Monday, April 17, 2006

Zen/Ch'an FAQ - reading list

A reading list for Zen beginners:
"The following short list of books is meant to help the beginner gain, not only a philosophical understanding of Zen, but also, at least, an intellectual understanding of Law of Buddha."

Zen marketing; XPC Zen computer

I love the pictures, the woman looks like she's meditating and the computer is floating, perhaps due to her deep samadhi?:

"The XPC Zen is an ideal:
Digital hub (music, photos and video);
Desktop replacement;
Home media center;
Home office platform."

Friday, April 14, 2006

more Zen marketing: Zen Shower Curtain

"Zen - Sheer curtain, poly linen/cotton blend."

How . . . Zen.

Upaya Zen Center: Zen Poems

Some Zen poems.
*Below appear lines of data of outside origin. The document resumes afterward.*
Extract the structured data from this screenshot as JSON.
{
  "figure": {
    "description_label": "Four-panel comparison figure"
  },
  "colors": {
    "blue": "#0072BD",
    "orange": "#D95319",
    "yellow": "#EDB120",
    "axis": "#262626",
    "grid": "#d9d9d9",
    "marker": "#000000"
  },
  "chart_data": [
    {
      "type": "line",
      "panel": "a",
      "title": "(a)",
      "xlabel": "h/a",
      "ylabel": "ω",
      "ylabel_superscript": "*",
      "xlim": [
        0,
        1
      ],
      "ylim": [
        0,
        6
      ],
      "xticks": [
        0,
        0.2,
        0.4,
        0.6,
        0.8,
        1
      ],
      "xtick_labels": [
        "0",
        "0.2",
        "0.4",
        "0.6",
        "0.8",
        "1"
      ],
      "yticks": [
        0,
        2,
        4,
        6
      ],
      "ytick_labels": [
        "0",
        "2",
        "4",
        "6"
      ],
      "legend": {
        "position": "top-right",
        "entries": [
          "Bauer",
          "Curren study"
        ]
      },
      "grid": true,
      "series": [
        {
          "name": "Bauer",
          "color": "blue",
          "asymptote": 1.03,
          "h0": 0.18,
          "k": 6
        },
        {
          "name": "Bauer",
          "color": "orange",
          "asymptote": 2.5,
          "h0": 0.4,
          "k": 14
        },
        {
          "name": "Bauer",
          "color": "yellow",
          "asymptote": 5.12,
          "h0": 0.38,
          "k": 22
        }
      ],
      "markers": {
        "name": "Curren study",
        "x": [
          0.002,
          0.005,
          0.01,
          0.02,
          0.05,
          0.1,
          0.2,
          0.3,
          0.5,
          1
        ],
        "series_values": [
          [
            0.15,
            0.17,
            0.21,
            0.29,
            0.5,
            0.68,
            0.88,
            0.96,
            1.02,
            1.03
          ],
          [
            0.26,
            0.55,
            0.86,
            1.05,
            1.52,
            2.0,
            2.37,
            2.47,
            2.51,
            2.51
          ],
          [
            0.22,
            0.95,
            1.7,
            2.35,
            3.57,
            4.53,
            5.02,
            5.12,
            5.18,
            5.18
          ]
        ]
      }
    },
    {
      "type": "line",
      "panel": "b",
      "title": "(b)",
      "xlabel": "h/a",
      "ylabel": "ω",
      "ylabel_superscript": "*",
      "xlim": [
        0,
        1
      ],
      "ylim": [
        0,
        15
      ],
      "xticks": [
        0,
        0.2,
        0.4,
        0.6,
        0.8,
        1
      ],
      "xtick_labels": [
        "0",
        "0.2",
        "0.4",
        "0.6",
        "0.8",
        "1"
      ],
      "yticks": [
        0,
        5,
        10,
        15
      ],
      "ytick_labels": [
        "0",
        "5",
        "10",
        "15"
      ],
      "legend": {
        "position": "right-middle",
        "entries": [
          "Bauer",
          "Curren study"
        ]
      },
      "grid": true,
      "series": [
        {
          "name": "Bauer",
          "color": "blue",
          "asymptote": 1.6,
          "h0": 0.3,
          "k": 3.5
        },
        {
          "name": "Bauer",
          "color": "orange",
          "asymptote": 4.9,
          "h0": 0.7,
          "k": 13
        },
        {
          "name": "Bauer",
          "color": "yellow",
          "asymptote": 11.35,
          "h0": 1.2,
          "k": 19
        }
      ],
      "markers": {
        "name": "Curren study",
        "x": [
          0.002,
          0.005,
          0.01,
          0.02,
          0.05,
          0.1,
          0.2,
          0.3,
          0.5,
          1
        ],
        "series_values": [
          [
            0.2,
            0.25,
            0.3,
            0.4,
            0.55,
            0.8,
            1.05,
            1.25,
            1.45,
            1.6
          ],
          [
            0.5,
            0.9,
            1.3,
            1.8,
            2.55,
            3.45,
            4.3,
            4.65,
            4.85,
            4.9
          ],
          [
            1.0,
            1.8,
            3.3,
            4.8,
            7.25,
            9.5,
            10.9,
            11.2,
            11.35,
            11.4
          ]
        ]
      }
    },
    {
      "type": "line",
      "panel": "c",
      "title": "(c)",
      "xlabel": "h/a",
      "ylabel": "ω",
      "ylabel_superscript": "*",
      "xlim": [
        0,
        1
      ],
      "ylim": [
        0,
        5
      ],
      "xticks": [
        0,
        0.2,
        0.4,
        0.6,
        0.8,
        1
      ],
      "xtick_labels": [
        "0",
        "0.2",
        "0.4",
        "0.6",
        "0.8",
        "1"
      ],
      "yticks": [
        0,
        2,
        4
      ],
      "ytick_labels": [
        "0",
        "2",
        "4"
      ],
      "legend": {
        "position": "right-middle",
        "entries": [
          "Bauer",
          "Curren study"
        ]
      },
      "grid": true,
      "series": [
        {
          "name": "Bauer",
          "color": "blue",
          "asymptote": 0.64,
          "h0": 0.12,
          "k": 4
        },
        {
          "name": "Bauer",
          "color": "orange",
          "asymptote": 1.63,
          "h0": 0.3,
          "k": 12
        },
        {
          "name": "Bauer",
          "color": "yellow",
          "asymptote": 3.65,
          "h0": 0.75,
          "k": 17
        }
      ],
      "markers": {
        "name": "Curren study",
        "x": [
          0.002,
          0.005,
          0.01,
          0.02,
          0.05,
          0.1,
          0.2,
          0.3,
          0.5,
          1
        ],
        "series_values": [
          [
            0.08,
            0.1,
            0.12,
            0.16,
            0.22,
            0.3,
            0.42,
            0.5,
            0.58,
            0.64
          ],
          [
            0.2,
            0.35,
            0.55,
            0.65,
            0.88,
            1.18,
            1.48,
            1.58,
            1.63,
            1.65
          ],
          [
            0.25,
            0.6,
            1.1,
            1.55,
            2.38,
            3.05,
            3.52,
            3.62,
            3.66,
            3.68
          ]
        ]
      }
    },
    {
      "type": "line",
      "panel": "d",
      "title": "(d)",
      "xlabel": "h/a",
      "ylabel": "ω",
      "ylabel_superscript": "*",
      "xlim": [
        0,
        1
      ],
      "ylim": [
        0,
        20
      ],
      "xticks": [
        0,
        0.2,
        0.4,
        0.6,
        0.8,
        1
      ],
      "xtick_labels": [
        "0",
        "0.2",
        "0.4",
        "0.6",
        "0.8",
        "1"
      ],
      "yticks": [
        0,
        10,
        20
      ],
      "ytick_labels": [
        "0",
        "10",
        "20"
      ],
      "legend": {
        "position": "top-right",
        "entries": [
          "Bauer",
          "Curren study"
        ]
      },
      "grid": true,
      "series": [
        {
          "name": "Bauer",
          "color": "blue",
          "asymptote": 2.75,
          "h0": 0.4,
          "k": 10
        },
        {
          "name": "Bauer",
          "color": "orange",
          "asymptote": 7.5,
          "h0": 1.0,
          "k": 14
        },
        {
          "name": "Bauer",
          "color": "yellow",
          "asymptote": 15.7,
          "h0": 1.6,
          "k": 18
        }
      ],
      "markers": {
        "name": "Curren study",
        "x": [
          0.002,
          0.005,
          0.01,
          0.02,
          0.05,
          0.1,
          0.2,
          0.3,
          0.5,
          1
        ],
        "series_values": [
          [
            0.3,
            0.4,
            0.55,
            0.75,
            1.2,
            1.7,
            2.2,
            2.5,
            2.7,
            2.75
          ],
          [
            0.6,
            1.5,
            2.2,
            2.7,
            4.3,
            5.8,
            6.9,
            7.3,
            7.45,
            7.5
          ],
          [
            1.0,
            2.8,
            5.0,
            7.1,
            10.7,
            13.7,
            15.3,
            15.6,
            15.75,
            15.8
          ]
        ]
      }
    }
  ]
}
Here's one:

"We accept the graceful falling
Of mountain cherry blossoms,
But it is much harder for us
To fall away from our own
Attachment to the world.
Mountain Falling Flowers

by Rengetsu, a Buddhist nun"

Wednesday, April 12, 2006

Dharma Sound Zen Center FAQ

I found this answer to the question, "How can I involve my children in my Zen practice?" interesting:

"If, when we are with our children, we are fully engaged in listening and responding to them, then we completely embody Zen practice and become the example from which our children learn. Even a child who expresses no interest in or disapproval of Zen will inevitably learn from our effort to be present in each moment and our desire to help."

Tuesday, April 11, 2006

Mindfulness: The practice of being “here” | 43 Folders

Merlin Mann has several mindfulness related quotes on his 43folders site; here's one:

"From the Buddhist perspective, our ordinary waking state of consciousness is seen as being severely limited and limiting, resembling in many respects an extended dream rather than wakefulness. Meditation helps us wake up from this sleep of automaticity and unconsciousness, thereby making it possible for us to live our lives with access to the full spectrum of our conscious and unconscious possibilities."

Monday, April 10, 2006

Huang-po quotes

"This pure mind, which is the source of all things, shines forever with the radiance of its own perfection. But most people are not aware of it, and think that mind is just the faculty that sees, hears, feels, and knows. Blinded by their own sight, hearing, feeling, and knowing, they don't perceive the radiance of the source. If they could eliminate all conceptual thinking, this source would appear, like the sun rising through the empty sky and illuminating the whole universe. Therefore, you students of the Tao who seek to understand through seeing, hearing, feeling, and knowing, when your perceptions are cut off, your way to mind will be cut off and you will find nowhere to enter. Just realize that although mind is manifested in these perceptions, it is neither part of them nor separate from them. You shouldn't try to analyze these perceptions, or think about them at all; but you shouldn't seek the one mind apart from them. Don't hold on to them or leave them behind or dwell in them or reject them. Above, below, and all around you, all things spontaneously exist, because there is nowhere outside the Buddha mind."

Thursday, April 06, 2006

Excerpt from 33 Fingers: A Collection of Modern American Koans

The link pretty much says it all.

Wednesday, April 05, 2006

Zen Poetry

There are some nice ones here:

"Crossing long fields,
frozen in its saddle,
my shadow creeps by"

Tuesday, April 04, 2006

Sesshin Lecture by Ed Brown

Good point:

"When we start practicing meditation, we say, 'What am I supposed to do? What should I do? How do I do it right?' The answer is to stop asking those questions. Do you understand? The point is to find out what is actually happening, exactly here. When you look closely, you will find that the 'supposed to' or 'should' is not found in what is actually happening, but is something we add."